I went through periods when I just didn't have the energy to send the manuscript back out, but I had friends who kept saying, "You can sell this story; people want to read this story." I got to the point where I told one of them, "Well, if that's how you feel, then you sell it," and she said, "All right." So I kept writing new stuff, and we worked for several years on An Exchange of Hostages. An editor suggested some changes to that one, but then it came back again, "just not quite right for our market at this time."

Finally it hit the right editor at the right time at the right place, where they wanted to initiate a new program. They were looking for something a little bit different, and boy howdy, is this a little bit different! So through persistence and stubborn luck, I finally found myself in a position where all the factors came together.

Those people who sell their first story on their first submission—well, good for them, but it doesn't happen for most people. For most people, it's sending it out, and getting it back, and sending it out again, and getting it back again. That first manuscript was pretty primitive stuff—I hope to God that no one has a copy of it—but in persisting for 20 years I was also continuing to write for 20 years, and that means I was getting better at it.

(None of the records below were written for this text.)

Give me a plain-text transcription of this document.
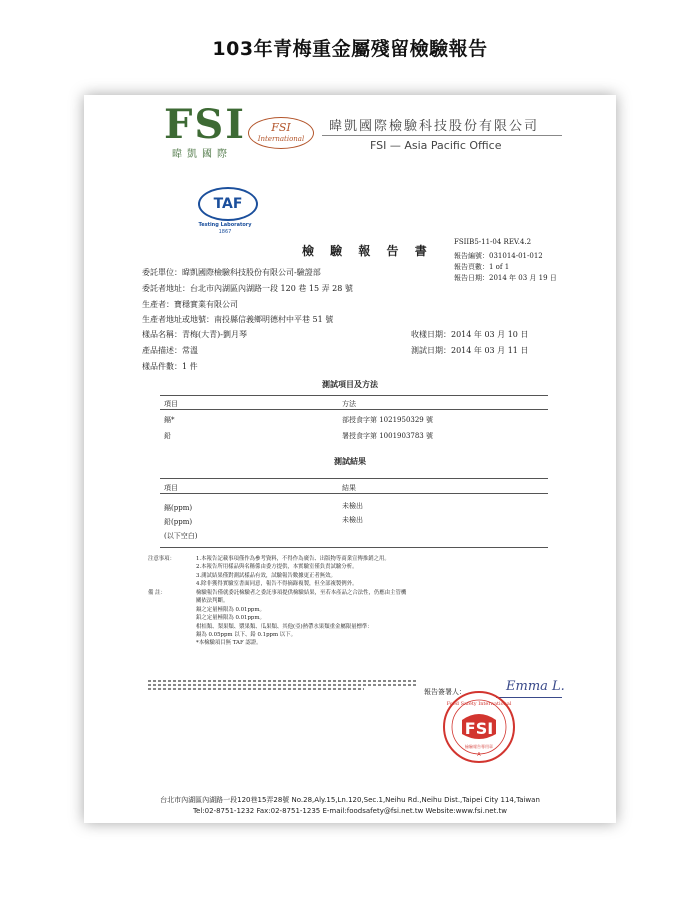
103年青梅重金屬殘留檢驗報告
FSI
暐凱國際
FSI
International
暐凱國際檢驗科技股份有限公司
FSI — Asia Pacific Office
TAF
Testing Laboratory
1867
檢 驗 報 告 書
FSIIB5-11-04 REV.4.2
報告編號：031014-01-012
報告頁數：1 of 1
報告日期：2014 年 03 月 19 日
委託單位：暐凱國際檢驗科技股份有限公司-驗證部
委託者地址：台北市內湖區內湖路一段 120 巷 15 弄 28 號
生產者：寶穩實業有限公司
生產者地址或地號：南投縣信義鄉明德村中平巷 51 號
樣品名稱：青梅(大青)-劉月琴	收樣日期：2014 年 03 月 10 日
產品描述：常溫	測試日期：2014 年 03 月 11 日
樣品件數：1 件
測試項目及方法
項目	方法
鎘*	部授食字第 1021950329 號
鉛	署授食字第 1001903783 號
測試結果
項目	結果
鎘(ppm)	未檢出
鉛(ppm)	未檢出
(以下空白)
注意事項：	1.本報告記載事項僅作為參考資料，不得作為廣告、出版物等商業宣傳推銷之用。
2.本報告所用樣品與名稱係由委方提供，本實驗室僅負責試驗分析。
3.測試結果僅對測試樣品有效，試驗報告數據更正者無效。
4.除非獲得實驗室書面同意，報告不得摘錄複製，但全部複製例外。
備 註：	檢驗報告僅就委託檢驗者之委託事項提供檢驗結果，至若本產品之合法性，仍應由主管機
關依法判斷。
鎘之定量極限為 0.01ppm。
鉛之定量極限為 0.01ppm。
柑桔類、梨果類、漿果類、瓜果類、其他(亞)熱帶水果類重金屬限量標準：
鎘為 0.05ppm 以下、鉛 0.1ppm 以下。
*本檢驗項目無 TAF 認證。
報告簽署人：	Emma L.
FSI
Food Safety International
檢驗報告專用章
A
台北市內湖區內湖路一段120巷15弄28號 No.28,Aly.15,Ln.120,Sec.1,Neihu Rd.,Neihu Dist.,Taipei City 114,Taiwan
Tel:02-8751-1232 Fax:02-8751-1235 E-mail:foodsafety@fsi.net.tw Website:www.fsi.net.tw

You have to have a strong sense of self to persist for 20 years.

Susan

 

And you have to believe in your story; a lot of suggestions I got for revisions were things that I really couldn't entertain: "This is so depressing. Why don't these characters sneak offstage and have a Coke?" Well, there isn't any offstage to sneak off to, and that's part of the point, but apart from that, the entire dynamic involved in sneaking offstage to have a Coke is very different from what I was trying to do here.

   TOP

Did Andrej himself change during that time, or did he spring fully formed from your forehead, like Athena, right at the beginning?

Susan

Or some other part of my anatomy... Yes, Andrej and everybody else in that universe have gotten a lot juicier and more fully fleshed with time. Andrej was always a fully realized personality, because of his peculiar psychological situation; that tension developed him fairly early on. Robert St. Clare is an example of a character that started out recognizably different, and was fine-tuned into the personality that he is today.




What do you want people to take away from these novels?

Susan

Well, gosh, you know—in the beginning of Paradise Lost John Milton states that what he's after is to reconcile the ways of God to man. To take that into a more psychological realm, it is my firm conviction that there are a lot of us who are capable of doing fearful things, things that we know to be wrong, but that are so powerful within us that trying to not do them is extremely difficult. And so I deliberately put my protagonist into a situation where he has no way to avoid doing what he knows to be wrong.

We are all capable of atrocity, but this does not make us evil people. If we've never said, for instance, "I could just slap that kid," and meant it, then the chances that we might accidentally haul off and do it are much higher than if we already knew that there were some times that we might be tempted. And for every one of us who ever hauled off and whacked that kid—it doesn't mean that we are forever ruined. We can stop kid-whacking at any time.

   TOP

Even if we enjoy it?

Susan

Even if we enjoy it. Now it's going to take Andrej, in this artificial environment, a little longer to understand that he has a choice: he can decide to just not go along with the system, even though they can kill him. It takes him longer because I have really stacked the deck against him. So that is, I guess, my deep moral meaning.

One of the reviews that An Exchange of Hostages got on amazon.com absolutely delighted me because the reviewer said that the point of the book is that we are all Caliban, but nonetheless, worthy of being loved. That's just such a cool way of saying it—I wish I'd thought of it.